Усольцев ответил не сразу.
— Есть один паренек. Очень неплохой, мне думается.
— И этот паренек?..
— Вася Ломакин.
Курганов удивился.
— Степан Кондратьич, да ведь Васе всего восемнадцать! И он не член партии, тоже появятся трудности — закрытый партком, как его пригласишь? И вообще — он же шебутной какой-то!
— Не шебутной, а живой и отзывчивый. Если говорить о тех новых взаимоотношениях среди ребят, так он ярче других выражает их — достоинство, которое мне представляется сейчас самым важным. И в секретарях ему правильнее, чем в бригадирах. Я присматривался, он к технике равнодушен, зато горит жизнью товарищей. А что не член партии, долго он вне партии не останется, сам ты первый дашь ему рекомендацию. Вот посмотришь, когда предложат его в бюро — больше всех голосов соберет.
— Ладно, тебе виднее, твоя епархия.
Они поднялись и взялись за полушубки.
— А не кажется тебе забавным, Степан Кондратьич, — сказал Курганов, — что мы развели все эти философские абстракции, чтоб закончить обыкновенным оргвыводом — кого куда переместить.

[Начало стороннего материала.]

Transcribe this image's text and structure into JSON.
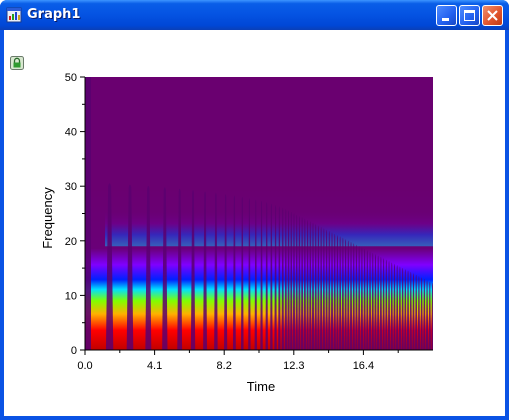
{
  "window": {
    "title": "Graph1",
    "buttons": [
      "minimize",
      "maximize",
      "close"
    ]
  },
  "toolbar": {
    "lock_icon": "lock-icon"
  },
  "chart_data": {
    "type": "heatmap",
    "xlabel": "Time",
    "ylabel": "Frequency",
    "x_ticks": [
      "0.0",
      "4.1",
      "8.2",
      "12.3",
      "16.4"
    ],
    "y_ticks": [
      "0",
      "10",
      "20",
      "30",
      "40",
      "50"
    ],
    "xlim": [
      0,
      20.5
    ],
    "ylim": [
      0,
      50
    ],
    "colormap": [
      "#c00000",
      "#ff0000",
      "#ffd000",
      "#00ff00",
      "#00d0ff",
      "#0000ff",
      "#8000ff",
      "#6a0073"
    ],
    "background_color": "#6a0070"
  }
}
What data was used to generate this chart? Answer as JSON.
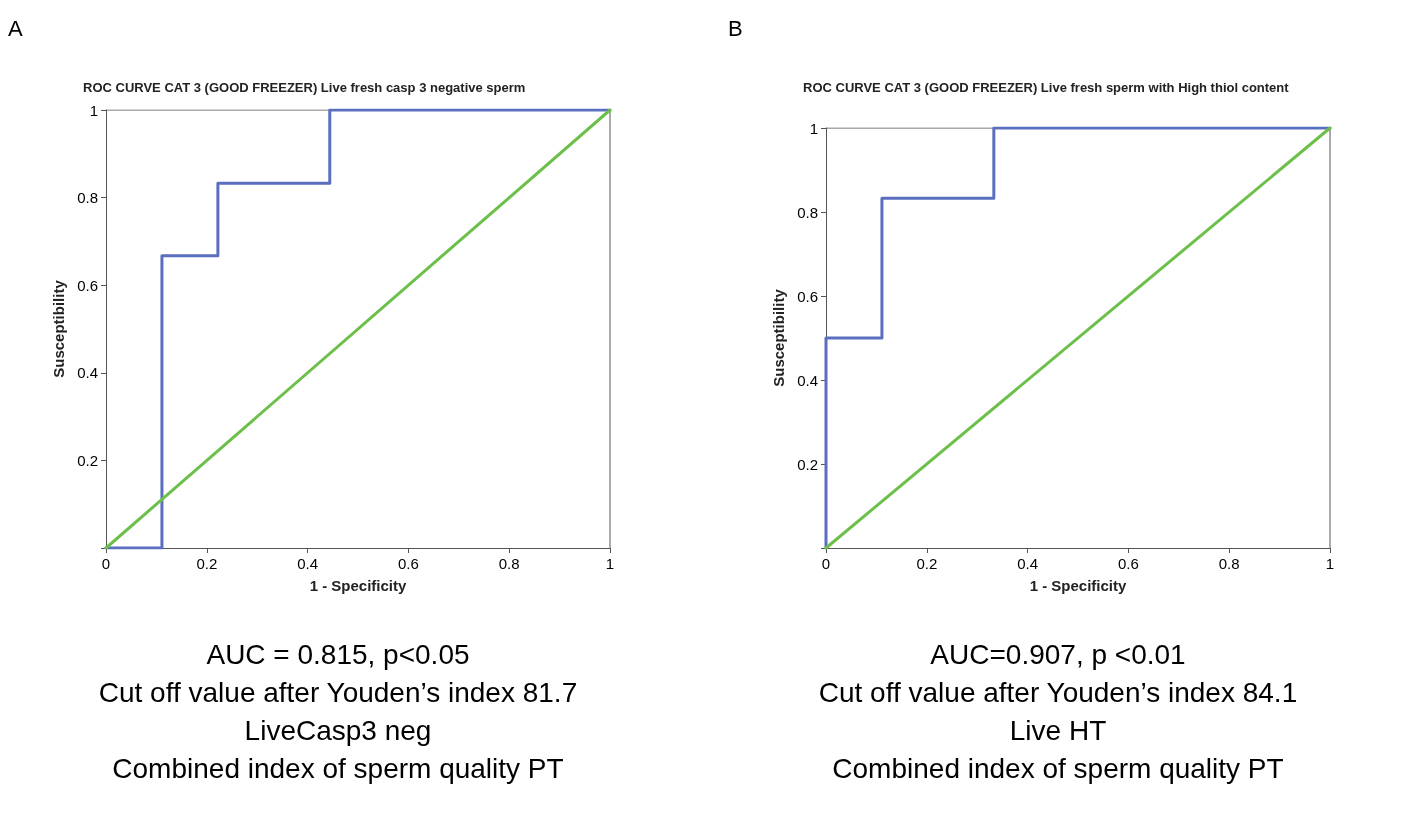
{
  "chart_data": [
    {
      "type": "line",
      "title": "ROC CURVE CAT 3 (GOOD FREEZER) Live fresh casp 3 negative sperm",
      "xlabel": "1 - Specificity",
      "ylabel": "Susceptibility",
      "series": [
        {
          "color": "#5b6fbf",
          "x": [
            0,
            0.111,
            0.111,
            0.222,
            0.222,
            0.444,
            0.444,
            1
          ],
          "values": [
            0,
            0,
            0.667,
            0.667,
            0.833,
            0.833,
            1,
            1
          ]
        },
        {
          "color": "#6cc04a",
          "x": [
            0,
            1
          ],
          "values": [
            0,
            1
          ]
        }
      ],
      "xlim": [
        0,
        1
      ],
      "ylim": [
        0,
        1
      ],
      "xticks": [
        0,
        0.2,
        0.4,
        0.6,
        0.8,
        1
      ],
      "yticks": [
        {
          "value": 0,
          "label": null
        },
        0.2,
        0.4,
        0.6,
        0.8,
        1
      ],
      "grid": false,
      "marker": "none",
      "line_style": "solid",
      "annotations": [
        "A",
        "AUC = 0.815, p<0.05",
        "Cut off value after Youden’s index  81.7",
        "LiveCasp3 neg",
        "Combined index of sperm quality PT"
      ]
    },
    {
      "type": "line",
      "title": "ROC CURVE CAT 3 (GOOD FREEZER) Live fresh sperm with High thiol content",
      "xlabel": "1 - Specificity",
      "ylabel": "Susceptibility",
      "series": [
        {
          "color": "#5b6fbf",
          "x": [
            0,
            0,
            0.111,
            0.111,
            0.333,
            0.333,
            1
          ],
          "values": [
            0,
            0.5,
            0.5,
            0.833,
            0.833,
            1,
            1
          ]
        },
        {
          "color": "#6cc04a",
          "x": [
            0,
            1
          ],
          "values": [
            0,
            1
          ]
        }
      ],
      "xlim": [
        0,
        1
      ],
      "ylim": [
        0,
        1
      ],
      "xticks": [
        0,
        0.2,
        0.4,
        0.6,
        0.8,
        1
      ],
      "yticks": [
        {
          "value": 0,
          "label": null
        },
        0.2,
        0.4,
        0.6,
        0.8,
        1
      ],
      "grid": false,
      "marker": "none",
      "line_style": "solid",
      "annotations": [
        "B",
        "AUC=0.907, p <0.01",
        "Cut off value after Youden’s index 84.1",
        "Live HT",
        "Combined index of sperm quality PT"
      ]
    }
  ]
}
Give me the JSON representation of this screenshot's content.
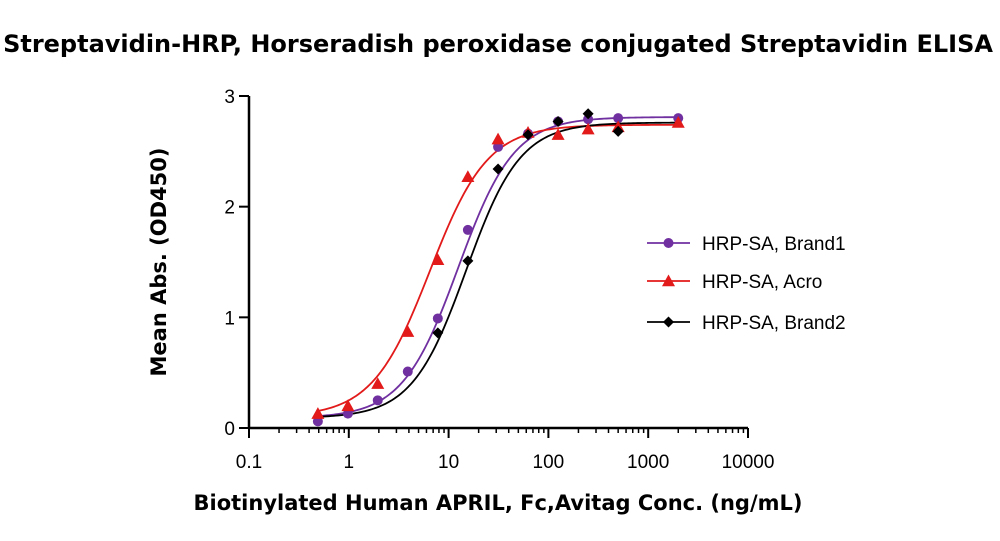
{
  "chart_data": {
    "type": "scatter",
    "title": "Streptavidin-HRP, Horseradish peroxidase conjugated Streptavidin ELISA",
    "xlabel": "Biotinylated Human APRIL, Fc,Avitag Conc. (ng/mL)",
    "ylabel": "Mean Abs. (OD450)",
    "xscale": "log10",
    "xlim": [
      0.1,
      10000
    ],
    "ylim": [
      0,
      3
    ],
    "xticks": [
      0.1,
      1,
      10,
      100,
      1000,
      10000
    ],
    "xtick_labels": [
      "0.1",
      "1",
      "10",
      "100",
      "1000",
      "10000"
    ],
    "yticks": [
      0,
      1,
      2,
      3
    ],
    "ytick_labels": [
      "0",
      "1",
      "2",
      "3"
    ],
    "legend_position": "right",
    "series": [
      {
        "name": "HRP-SA, Brand1",
        "color": "#7030a0",
        "marker": "circle",
        "x": [
          0.49,
          0.98,
          1.95,
          3.9,
          7.8,
          15.6,
          31.3,
          62.5,
          125,
          250,
          500,
          2000
        ],
        "y": [
          0.06,
          0.13,
          0.25,
          0.51,
          0.99,
          1.79,
          2.54,
          2.66,
          2.77,
          2.79,
          2.8,
          2.8
        ],
        "fit": {
          "bottom": 0.09,
          "top": 2.81,
          "ec50": 12.5,
          "hill": 1.55
        }
      },
      {
        "name": "HRP-SA, Acro",
        "color": "#e21a1a",
        "marker": "triangle",
        "x": [
          0.49,
          0.98,
          1.95,
          3.9,
          7.8,
          15.6,
          31.3,
          62.5,
          125,
          250,
          500,
          2000
        ],
        "y": [
          0.13,
          0.2,
          0.4,
          0.87,
          1.52,
          2.27,
          2.61,
          2.67,
          2.65,
          2.7,
          2.72,
          2.76
        ],
        "fit": {
          "bottom": 0.1,
          "top": 2.74,
          "ec50": 6.5,
          "hill": 1.5
        }
      },
      {
        "name": "HRP-SA, Brand2",
        "color": "#000000",
        "marker": "diamond",
        "x": [
          7.8,
          15.6,
          31.3,
          62.5,
          125,
          250,
          500
        ],
        "y": [
          0.86,
          1.51,
          2.34,
          2.65,
          2.77,
          2.84,
          2.68
        ],
        "fit": {
          "bottom": 0.09,
          "top": 2.76,
          "ec50": 15.0,
          "hill": 1.6
        }
      }
    ]
  }
}
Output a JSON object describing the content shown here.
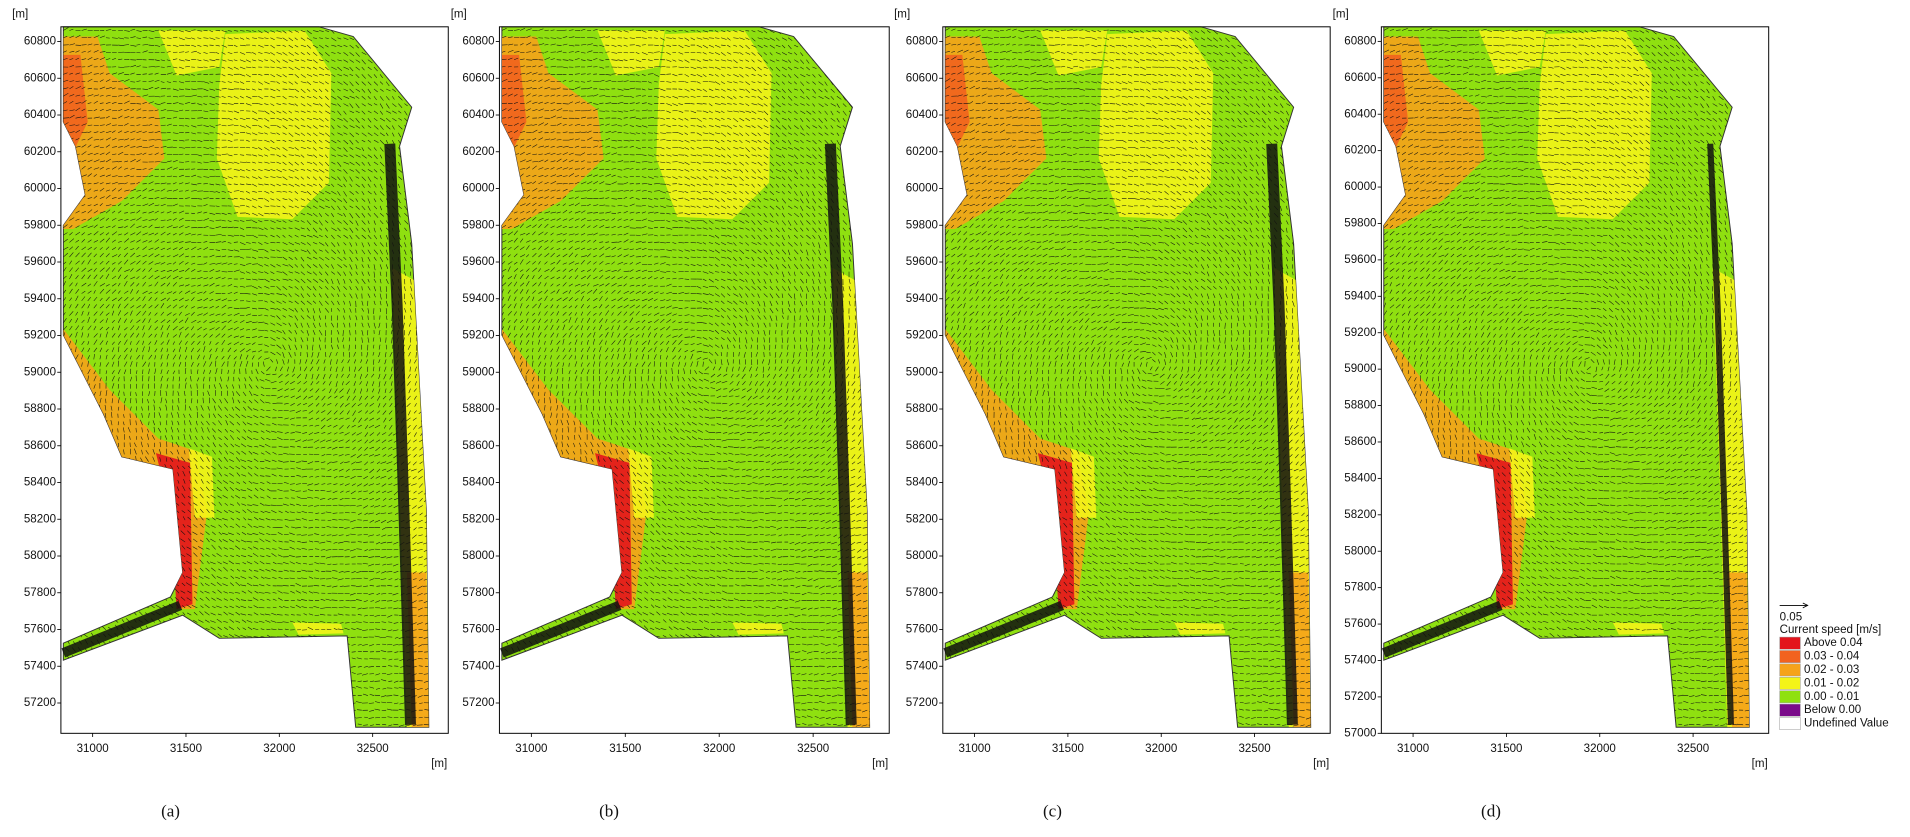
{
  "chart_data": [
    {
      "type": "map",
      "panel_label": "(a)",
      "x_label": "[m]",
      "y_label": "[m]",
      "xlim": [
        30830,
        32905
      ],
      "ylim": [
        57035,
        60880
      ],
      "xticks": [
        31000,
        31500,
        32000,
        32500
      ],
      "yticks": [
        57200,
        57400,
        57600,
        57800,
        58000,
        58200,
        58400,
        58600,
        58800,
        59000,
        59200,
        59400,
        59600,
        59800,
        60000,
        60200,
        60400,
        60600,
        60800
      ]
    },
    {
      "type": "map",
      "panel_label": "(b)",
      "x_label": "[m]",
      "y_label": "[m]",
      "xlim": [
        30830,
        32905
      ],
      "ylim": [
        57035,
        60880
      ],
      "xticks": [
        31000,
        31500,
        32000,
        32500
      ],
      "yticks": [
        57200,
        57400,
        57600,
        57800,
        58000,
        58200,
        58400,
        58600,
        58800,
        59000,
        59200,
        59400,
        59600,
        59800,
        60000,
        60200,
        60400,
        60600,
        60800
      ]
    },
    {
      "type": "map",
      "panel_label": "(c)",
      "x_label": "[m]",
      "y_label": "[m]",
      "xlim": [
        30830,
        32905
      ],
      "ylim": [
        57035,
        60880
      ],
      "xticks": [
        31000,
        31500,
        32000,
        32500
      ],
      "yticks": [
        57200,
        57400,
        57600,
        57800,
        58000,
        58200,
        58400,
        58600,
        58800,
        59000,
        59200,
        59400,
        59600,
        59800,
        60000,
        60200,
        60400,
        60600,
        60800
      ]
    },
    {
      "type": "map",
      "panel_label": "(d)",
      "x_label": "[m]",
      "y_label": "[m]",
      "xlim": [
        30830,
        32905
      ],
      "ylim": [
        57000,
        60880
      ],
      "xticks": [
        31000,
        31500,
        32000,
        32500
      ],
      "yticks": [
        57000,
        57200,
        57400,
        57600,
        57800,
        58000,
        58200,
        58400,
        58600,
        58800,
        59000,
        59200,
        59400,
        59600,
        59800,
        60000,
        60200,
        60400,
        60600,
        60800
      ]
    }
  ],
  "legend": {
    "vector_scale": 0.05,
    "title": "Current speed [m/s]",
    "items": [
      {
        "label": "Above 0.04",
        "color": "#e3141c"
      },
      {
        "label": "0.03 - 0.04",
        "color": "#f2621e"
      },
      {
        "label": "0.02 - 0.03",
        "color": "#f6a21a"
      },
      {
        "label": "0.01 - 0.02",
        "color": "#f4f418"
      },
      {
        "label": "0.00 - 0.01",
        "color": "#8fe010"
      },
      {
        "label": "Below 0.00",
        "color": "#7a0a8a"
      },
      {
        "label": "Undefined Value",
        "color": "#ffffff"
      }
    ]
  }
}
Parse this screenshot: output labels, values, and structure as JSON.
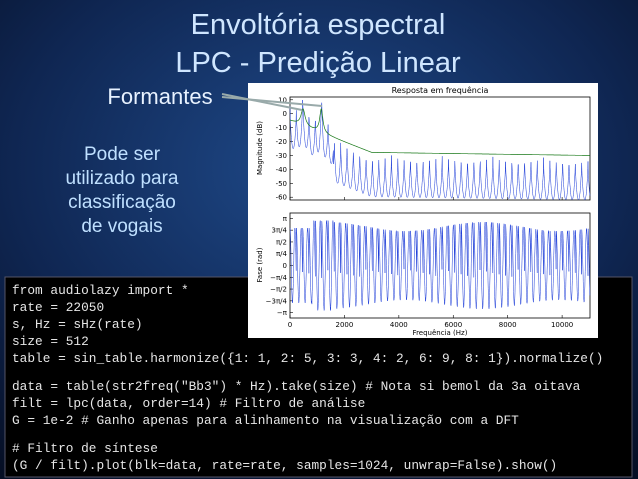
{
  "slide": {
    "title_lines": [
      "Envoltória espectral",
      "LPC - Predição Linear"
    ],
    "formantes": "Formantes",
    "note_lines": [
      "Pode ser",
      "utilizado para",
      "classificação",
      "de vogais"
    ]
  },
  "plot": {
    "title": "Resposta em frequência",
    "mag_ylabel": "Magnitude (dB)",
    "phase_ylabel": "Fase (rad)",
    "xlabel": "Frequência (Hz)",
    "xlim": [
      0,
      11025
    ],
    "xticks": [
      0,
      2000,
      4000,
      6000,
      8000,
      10000
    ],
    "mag_ylim": [
      -62,
      12
    ],
    "mag_yticks": [
      10,
      0,
      -10,
      -20,
      -30,
      -40,
      -50,
      -60
    ],
    "phase_ylim": [
      -3.5,
      3.5
    ],
    "phase_yticks": [
      {
        "value": 3.1416,
        "label": "π"
      },
      {
        "value": 2.3562,
        "label": "3π/4"
      },
      {
        "value": 1.5708,
        "label": "π/2"
      },
      {
        "value": 0.7854,
        "label": "π/4"
      },
      {
        "value": 0,
        "label": "0"
      },
      {
        "value": -0.7854,
        "label": "−π/4"
      },
      {
        "value": -1.5708,
        "label": "−π/2"
      },
      {
        "value": -2.3562,
        "label": "−3π/4"
      },
      {
        "value": -3.1416,
        "label": "−π"
      }
    ]
  },
  "code": [
    [
      "from audiolazy import *"
    ],
    [
      "rate = 22050",
      "s, Hz = sHz(rate)",
      "size = 512",
      "table = sin_table.harmonize({1: 1, 2: 5, 3: 3, 4: 2, 6: 9, 8: 1}).normalize()"
    ],
    [
      "data = table(str2freq(\"Bb3\") * Hz).take(size) # Nota si bemol da 3a oitava",
      "filt = lpc(data, order=14) # Filtro de análise",
      "G = 1e-2 # Ganho apenas para alinhamento na visualização com a DFT"
    ],
    [
      "# Filtro de síntese",
      "(G / filt).plot(blk=data, rate=rate, samples=1024, unwrap=False).show()"
    ]
  ]
}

— Вполне нормальный ход явлений, — отозвался Усольцев. — Хорошая философия без оргвыводов не бывает.
12
В середине марта растрепанные ветры сорвались с цепи, весенние бури шумели в тайге. Солнце становилось горячим, небо — высоким. Снег быстро подъедало. Сначала он парил, оседая, потом в губчатой его массе поползли капли, капли сливались в струи, струи собирались в потоки — между грунтом и покрывавшим его пока еще плотным снеговым куполом глухо заворчали ручьи. Темные шумы пробуждались в тайге — голоса воды и птиц, шорохи зверья, шелест ветвей и хвои, в звонком воздухе далеко разносилось пение электропил, филинье уханье топора. Шла весна, необыкновенная весна, точно такая же, как уже миллионы раз бывала до этого.
Валю перевели в палату, где лежали выздоравливающие, только теперь, на втором месяце болезни, ей разрешили вставать и подходить к окну. Валя сидела на подоконнике, закрывала глаза, смеялась ветру и солнцу, замирала от давно утраченного ощущения — жизнь кипела в жилах, подступала блаженным комом к горлу.
Дежурства подруг были отменены еще до того, как Валя покинула свою одиночную палату. Но каждый день кто-нибудь являлся, а Дмитрий приходил утром и вечером. Гречкин ворчал, что посетители Вали нарушают дисциплину, только они не признают, что приемных дней всегда два — среда и воскресенье. Но превратить ворчание в запрет он не решался, в его памяти не изгладились недели борьбы за жизнь Вали — нынешние надоедные посетители были тогда самоотверженными помощниками.